UC Irvine

Plants emit a diverse range of biogenic volatile organic compounds (BVOCs) into the atmosphere and these emissions are the dominant source of atmospheric VOCs. Many BVOCs have high chemical reactivities and contribute to ozone and secondary organic aerosol (SOA) production, which can influence climate and radiative forcing on a regional to global scale. Therefore, accurate estimations of BVOC emissions are needed to advance predictions of current and future climate scenarios. The magnitude of BVOC emissions is modulated by environmental conditions, principally light and temperature, and by external stresses (e.g., heat, drought, ozone). Current emission models perform well in characterizing the emission behavior of constitutive terpenoids at unstressed temperatures (less than approximately 35°C) but could sometimes underestimate the emission response from heat-stressed plants. In my dissertation, I investigated the effects of short-term (15–20 minutes) and longer-term (1–24 hours) heat stress on the BVOC emissions from different plant species via leaf-, branch-, and plant-scale enclosure measurements.

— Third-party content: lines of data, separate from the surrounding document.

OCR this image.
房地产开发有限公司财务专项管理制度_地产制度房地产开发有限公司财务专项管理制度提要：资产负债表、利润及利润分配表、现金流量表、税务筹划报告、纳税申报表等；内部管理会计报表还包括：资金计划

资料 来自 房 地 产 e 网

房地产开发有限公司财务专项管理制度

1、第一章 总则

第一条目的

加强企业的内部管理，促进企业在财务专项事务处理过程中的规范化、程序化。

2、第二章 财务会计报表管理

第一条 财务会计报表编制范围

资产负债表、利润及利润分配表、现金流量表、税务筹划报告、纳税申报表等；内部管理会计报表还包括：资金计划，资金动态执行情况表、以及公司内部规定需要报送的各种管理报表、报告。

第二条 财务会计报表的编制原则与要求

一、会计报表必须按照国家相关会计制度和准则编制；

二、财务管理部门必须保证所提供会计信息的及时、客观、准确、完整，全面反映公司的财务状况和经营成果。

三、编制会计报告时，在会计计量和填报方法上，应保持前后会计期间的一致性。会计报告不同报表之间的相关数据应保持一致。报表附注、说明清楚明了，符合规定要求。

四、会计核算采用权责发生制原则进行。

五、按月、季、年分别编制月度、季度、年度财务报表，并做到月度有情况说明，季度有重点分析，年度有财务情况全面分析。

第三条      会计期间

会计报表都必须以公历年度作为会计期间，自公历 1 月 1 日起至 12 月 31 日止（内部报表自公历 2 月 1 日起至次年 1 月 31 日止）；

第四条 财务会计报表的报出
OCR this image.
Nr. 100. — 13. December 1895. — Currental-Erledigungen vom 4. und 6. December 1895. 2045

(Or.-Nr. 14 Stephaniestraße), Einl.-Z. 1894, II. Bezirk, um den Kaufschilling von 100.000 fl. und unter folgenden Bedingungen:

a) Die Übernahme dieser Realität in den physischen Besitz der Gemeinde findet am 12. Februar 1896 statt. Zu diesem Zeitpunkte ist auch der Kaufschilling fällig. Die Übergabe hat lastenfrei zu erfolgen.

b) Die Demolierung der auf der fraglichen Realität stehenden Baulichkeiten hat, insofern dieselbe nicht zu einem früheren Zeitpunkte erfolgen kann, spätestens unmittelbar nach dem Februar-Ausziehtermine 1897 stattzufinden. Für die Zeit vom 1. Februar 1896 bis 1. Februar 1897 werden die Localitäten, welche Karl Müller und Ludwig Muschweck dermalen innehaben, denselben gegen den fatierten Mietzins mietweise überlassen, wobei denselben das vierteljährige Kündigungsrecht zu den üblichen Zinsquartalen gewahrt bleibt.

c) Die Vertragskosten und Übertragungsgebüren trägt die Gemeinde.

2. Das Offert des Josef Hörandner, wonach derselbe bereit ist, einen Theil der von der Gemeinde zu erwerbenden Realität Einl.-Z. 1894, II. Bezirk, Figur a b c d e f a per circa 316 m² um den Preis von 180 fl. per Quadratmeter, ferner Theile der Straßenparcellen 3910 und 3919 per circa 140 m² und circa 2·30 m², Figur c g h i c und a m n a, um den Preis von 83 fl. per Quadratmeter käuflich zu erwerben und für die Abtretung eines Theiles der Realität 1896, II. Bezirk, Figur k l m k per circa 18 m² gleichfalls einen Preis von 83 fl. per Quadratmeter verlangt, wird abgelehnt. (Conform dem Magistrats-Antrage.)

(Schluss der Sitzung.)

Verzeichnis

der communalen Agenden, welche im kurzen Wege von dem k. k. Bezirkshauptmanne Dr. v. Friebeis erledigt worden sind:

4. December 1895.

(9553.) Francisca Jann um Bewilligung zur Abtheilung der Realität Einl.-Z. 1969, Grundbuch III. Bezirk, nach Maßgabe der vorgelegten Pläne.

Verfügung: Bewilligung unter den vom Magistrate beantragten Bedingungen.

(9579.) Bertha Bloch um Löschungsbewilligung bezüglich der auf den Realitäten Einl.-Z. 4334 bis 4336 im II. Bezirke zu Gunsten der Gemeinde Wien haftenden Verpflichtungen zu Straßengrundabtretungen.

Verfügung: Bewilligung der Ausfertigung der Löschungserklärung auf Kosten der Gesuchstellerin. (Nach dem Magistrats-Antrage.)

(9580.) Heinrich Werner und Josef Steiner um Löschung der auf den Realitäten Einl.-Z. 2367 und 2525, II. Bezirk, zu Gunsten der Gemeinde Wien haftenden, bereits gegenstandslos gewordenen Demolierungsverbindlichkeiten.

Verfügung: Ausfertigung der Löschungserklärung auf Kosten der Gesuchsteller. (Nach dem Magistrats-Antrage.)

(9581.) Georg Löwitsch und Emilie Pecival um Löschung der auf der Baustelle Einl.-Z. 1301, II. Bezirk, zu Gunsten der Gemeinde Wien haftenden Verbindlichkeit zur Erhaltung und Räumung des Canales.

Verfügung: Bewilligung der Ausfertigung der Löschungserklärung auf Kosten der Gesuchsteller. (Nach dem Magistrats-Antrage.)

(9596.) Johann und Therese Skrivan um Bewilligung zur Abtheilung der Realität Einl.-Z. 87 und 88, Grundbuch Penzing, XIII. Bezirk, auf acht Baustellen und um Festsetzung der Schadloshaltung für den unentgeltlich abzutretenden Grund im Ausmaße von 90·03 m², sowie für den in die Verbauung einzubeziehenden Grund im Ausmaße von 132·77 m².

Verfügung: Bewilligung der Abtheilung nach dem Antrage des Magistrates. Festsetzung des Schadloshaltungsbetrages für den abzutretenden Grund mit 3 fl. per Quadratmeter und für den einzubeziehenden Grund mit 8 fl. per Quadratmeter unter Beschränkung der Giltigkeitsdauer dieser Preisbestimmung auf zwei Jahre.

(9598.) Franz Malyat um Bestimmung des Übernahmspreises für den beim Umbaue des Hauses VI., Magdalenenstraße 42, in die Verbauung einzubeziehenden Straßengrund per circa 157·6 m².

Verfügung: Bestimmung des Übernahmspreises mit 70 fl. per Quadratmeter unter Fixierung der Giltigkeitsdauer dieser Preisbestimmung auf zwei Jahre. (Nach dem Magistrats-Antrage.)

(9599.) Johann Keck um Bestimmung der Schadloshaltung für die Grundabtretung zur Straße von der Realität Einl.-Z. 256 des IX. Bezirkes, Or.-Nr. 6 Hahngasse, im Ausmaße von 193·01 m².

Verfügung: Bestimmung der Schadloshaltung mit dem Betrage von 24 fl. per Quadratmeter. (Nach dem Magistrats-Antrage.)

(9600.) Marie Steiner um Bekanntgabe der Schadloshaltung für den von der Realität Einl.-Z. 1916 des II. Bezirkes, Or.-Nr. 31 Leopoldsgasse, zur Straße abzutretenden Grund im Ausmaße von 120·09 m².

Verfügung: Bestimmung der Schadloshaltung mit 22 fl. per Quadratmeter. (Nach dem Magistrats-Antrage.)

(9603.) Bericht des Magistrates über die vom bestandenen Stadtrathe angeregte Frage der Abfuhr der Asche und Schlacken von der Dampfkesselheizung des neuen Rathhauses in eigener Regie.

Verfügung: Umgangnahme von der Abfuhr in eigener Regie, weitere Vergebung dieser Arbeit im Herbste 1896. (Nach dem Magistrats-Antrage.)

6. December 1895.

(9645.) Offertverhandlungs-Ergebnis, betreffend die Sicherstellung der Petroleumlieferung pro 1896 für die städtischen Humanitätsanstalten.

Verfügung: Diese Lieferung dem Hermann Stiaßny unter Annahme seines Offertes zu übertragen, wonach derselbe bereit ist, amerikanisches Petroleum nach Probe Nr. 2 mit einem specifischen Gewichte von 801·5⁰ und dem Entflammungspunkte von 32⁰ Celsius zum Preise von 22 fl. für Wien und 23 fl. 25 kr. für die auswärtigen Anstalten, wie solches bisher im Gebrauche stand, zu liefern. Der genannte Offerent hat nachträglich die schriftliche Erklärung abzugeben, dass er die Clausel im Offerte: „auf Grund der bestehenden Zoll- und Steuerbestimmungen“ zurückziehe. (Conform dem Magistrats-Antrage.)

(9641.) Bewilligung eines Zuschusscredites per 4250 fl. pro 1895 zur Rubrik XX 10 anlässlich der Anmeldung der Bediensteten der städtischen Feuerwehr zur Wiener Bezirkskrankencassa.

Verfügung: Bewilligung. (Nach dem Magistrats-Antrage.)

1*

My results indicate that plants with specialized terpenoid storage structures (i.e., glandular trichomes, resin ducts/glands, or secretory cavities) have a greater potential of emitting stress-induced terpenes at elevated temperatures (greater than approximately 37–40°C), which are not accounted for in current emission models. With climate warming and the increasing frequency and severity of heat waves, strong heat-induced BVOC emissions from plants with specialized terpenoid storage structures could potentially represent a large and unanticipated source of hydrocarbon emissions that could have important implications for regional and global atmospheric chemistry.